Дети… Ты же знаешь, у них свои дела, им не до меня. А друзей и соратников у меня больше нет. Я чувствую, как рушится на глазах у меня вся прожитая жизнь, все мои идеалы и чаяния. Я разочаровался во всех этих циниках, способных продать свою страну, лишь бы усидеть в кресле. В Израиле жгут синагоги, а мы слабо отмахиваемся, как от дохлых мух. Убивают солдат и мирное население, а мы не можем сопротивляться, потому что боимся, что Европа и Америка посмотрят на нас косо. Мы опять как жиды в Польше, а не «как свободные граждане», полагающиеся на защиту своей страны, своей армии. Подрастающее поколение не знает своей истории, не понимает, что нам здесь надо. Хочет быть, как все другие…
– Но, Ави! Ты же сам говорил. – перебивает Геня.
– Говорил. А теперь говорю совсем другое. И мне некому это сказать. К противникам нашей идеологии я не могу пристать и быть предателем. Да и наши политические противники, прежде всего, думают о своих креслах. Где же люди, которых интересуют судьбы страны? Выходит, их нет.
– Ты разочарован, потому что ищешь их в партиях, а ты посмотри на людей без идеологии и партии, на евреев, верящих, что эта земля обетованная дана им Богом, и верящих в бессмертие народа.
– Оставь! Я больше не воспринимаю лозунги. Потому что я таких людей не вижу. У меня в голове гудит от лживой продажной прессы и трескотни безумных политиков. Так тяжело еще никогда в Израиле не было… Посмотри на лица людей. У меня больше нет сил, я не вижу выхода… Я уезжаю в Америку.
– Так ты пришел попрощаться? – разочарованно протянула Геня.
– Нет! Я хочу, чтобы ты поехала со мной. (Своему сыну ты тоже не очень-то нужна, как и я своим детям). У меня есть деньги, мы не будем бедствовать. Доживем свой век спокойно, поняв, наконец, что ни здесь, ни там от нас ничего не зависит. Мир принадлежит горлопанам и циникам, которые могут заставить земной шар крутиться в нужную им сторону.
Геня молчит, задумавшись. Ави терпеливо ждет.
– Знаешь, Ави, – наконец, начинает она. Вот я тоже недавно думала о своей жизни. Моя жизнь – сплошные измены. Я изменила родителям, сознательно поставив на их место других, изменила тебе, ведь я тебя не искала, хотя и могла, изменяла мужу, хотя и всегда его любила, и люблю даже сейчас, когда он изменил мне. Но я не могу изменить себе, своей душе, своему еврейству. Это равносильно самоубийству. Этого я не сделаю… Знаешь, мне рассказывала подруга, что во время войны она была маленькой девочкой, ее родители заплатили крестьянам, это было в Венгрии. Родители погибли. А она в венгерской деревне пасла свиней, которых безумно боялась. Однажды, наверно, это было на какой-нибудь христианский праздник, они хотели заставить се перекреститься. Но она этого не сделала, как будто рука отсохла. Ее били, и она сама не могла объяснить, почему сопротивляется, а все-таки не смогла.

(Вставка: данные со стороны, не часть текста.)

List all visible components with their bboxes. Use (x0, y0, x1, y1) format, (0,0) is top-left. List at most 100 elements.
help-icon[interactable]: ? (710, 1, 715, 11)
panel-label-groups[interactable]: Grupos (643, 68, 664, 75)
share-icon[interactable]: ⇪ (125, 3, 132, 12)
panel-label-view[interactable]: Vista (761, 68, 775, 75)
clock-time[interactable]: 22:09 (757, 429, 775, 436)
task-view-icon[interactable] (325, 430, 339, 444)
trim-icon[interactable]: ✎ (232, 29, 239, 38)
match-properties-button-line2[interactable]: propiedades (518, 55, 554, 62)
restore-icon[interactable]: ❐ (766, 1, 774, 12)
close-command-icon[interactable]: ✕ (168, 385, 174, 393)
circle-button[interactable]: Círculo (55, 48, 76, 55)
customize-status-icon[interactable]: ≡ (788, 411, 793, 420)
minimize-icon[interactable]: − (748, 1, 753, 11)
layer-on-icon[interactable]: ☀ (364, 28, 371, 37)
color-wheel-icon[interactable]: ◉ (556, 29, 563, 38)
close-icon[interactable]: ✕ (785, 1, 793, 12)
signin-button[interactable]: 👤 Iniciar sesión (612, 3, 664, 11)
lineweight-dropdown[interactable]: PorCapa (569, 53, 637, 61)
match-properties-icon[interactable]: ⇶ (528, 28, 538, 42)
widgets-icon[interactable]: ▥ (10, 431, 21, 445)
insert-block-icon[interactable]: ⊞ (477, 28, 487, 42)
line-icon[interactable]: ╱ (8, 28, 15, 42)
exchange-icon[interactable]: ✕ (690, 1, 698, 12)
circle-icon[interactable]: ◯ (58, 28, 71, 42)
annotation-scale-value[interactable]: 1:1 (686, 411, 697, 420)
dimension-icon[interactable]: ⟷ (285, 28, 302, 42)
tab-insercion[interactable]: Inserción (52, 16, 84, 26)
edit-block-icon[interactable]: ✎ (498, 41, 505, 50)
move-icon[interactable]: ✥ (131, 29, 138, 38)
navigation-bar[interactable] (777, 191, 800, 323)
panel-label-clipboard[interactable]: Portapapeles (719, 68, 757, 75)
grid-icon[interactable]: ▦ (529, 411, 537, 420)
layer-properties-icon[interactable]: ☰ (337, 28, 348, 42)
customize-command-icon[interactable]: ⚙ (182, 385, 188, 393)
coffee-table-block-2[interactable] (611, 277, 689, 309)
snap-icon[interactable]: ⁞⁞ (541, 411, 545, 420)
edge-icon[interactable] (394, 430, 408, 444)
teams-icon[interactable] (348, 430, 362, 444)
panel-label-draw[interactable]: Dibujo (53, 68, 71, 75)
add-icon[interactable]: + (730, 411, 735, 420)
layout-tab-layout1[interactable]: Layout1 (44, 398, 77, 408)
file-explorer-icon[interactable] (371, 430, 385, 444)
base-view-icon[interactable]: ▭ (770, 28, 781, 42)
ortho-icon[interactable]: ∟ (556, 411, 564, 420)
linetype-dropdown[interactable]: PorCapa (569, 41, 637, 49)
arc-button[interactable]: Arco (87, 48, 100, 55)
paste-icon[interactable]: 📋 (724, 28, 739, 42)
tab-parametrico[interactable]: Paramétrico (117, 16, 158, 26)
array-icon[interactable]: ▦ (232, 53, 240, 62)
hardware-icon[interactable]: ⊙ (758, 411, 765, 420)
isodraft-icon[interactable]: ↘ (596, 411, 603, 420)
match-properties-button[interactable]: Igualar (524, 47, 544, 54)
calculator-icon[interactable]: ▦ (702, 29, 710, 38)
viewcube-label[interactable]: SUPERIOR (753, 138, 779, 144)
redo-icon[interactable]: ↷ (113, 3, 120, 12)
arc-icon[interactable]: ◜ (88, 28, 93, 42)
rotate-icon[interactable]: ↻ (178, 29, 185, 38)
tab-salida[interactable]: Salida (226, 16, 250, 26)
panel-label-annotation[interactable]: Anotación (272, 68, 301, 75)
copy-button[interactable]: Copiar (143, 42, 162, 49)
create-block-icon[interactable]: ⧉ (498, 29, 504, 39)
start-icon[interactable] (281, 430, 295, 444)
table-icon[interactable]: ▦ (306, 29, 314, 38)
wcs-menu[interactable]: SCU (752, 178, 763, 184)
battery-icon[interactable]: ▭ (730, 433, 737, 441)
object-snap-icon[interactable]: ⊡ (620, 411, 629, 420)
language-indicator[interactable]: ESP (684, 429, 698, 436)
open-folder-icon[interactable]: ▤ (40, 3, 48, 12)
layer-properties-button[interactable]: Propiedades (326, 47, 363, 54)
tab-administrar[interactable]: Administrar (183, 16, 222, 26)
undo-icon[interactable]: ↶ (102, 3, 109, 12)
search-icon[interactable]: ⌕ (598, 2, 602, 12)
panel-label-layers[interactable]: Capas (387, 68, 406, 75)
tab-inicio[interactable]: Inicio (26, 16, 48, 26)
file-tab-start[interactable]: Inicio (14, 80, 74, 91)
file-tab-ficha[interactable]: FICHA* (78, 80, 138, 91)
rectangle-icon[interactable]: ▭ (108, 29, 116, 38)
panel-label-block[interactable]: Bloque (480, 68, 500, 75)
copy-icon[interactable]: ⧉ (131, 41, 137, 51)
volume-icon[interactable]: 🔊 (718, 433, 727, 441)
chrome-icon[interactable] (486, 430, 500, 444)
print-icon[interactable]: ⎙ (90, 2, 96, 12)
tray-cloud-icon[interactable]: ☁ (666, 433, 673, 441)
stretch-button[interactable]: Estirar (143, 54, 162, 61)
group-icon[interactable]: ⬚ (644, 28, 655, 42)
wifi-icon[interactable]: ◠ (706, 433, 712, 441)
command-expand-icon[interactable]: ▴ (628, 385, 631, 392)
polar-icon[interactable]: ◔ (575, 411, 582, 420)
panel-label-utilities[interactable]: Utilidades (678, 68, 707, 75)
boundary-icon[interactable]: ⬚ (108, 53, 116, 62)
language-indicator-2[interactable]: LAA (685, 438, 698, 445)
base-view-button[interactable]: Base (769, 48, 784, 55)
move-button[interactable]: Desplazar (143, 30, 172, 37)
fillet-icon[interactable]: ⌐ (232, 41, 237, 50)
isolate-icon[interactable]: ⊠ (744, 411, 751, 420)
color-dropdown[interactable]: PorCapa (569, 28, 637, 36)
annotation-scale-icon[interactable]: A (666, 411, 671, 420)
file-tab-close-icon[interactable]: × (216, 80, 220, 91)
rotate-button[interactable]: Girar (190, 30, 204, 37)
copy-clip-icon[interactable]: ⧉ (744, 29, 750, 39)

Вот так и я. Я не знаю, что такое есть в этой земле, в этих людях. Но я люблю это больше, чем свою жизнь и американское благополучие. И ты знаешь, я думаю, что таких, как я, большинство. Ты просто не там искал: не в партии, не в Кнессете, не на радио и телевидении, но на улице, на работе, в армии. Поэтому ты не одинок, я с тобой, да и все мы. Потому что как бы патетично это не звучало, однако все зависит только от нас, от таких, как мы с тобой, надо только помнить и не забывать, кто мы, ведь нас никто и никогда не мог уничтожить, так зачем же делать это самим?
Подчинившись общему порыву, они встают навстречу друг другу и долго стоят обнявшись.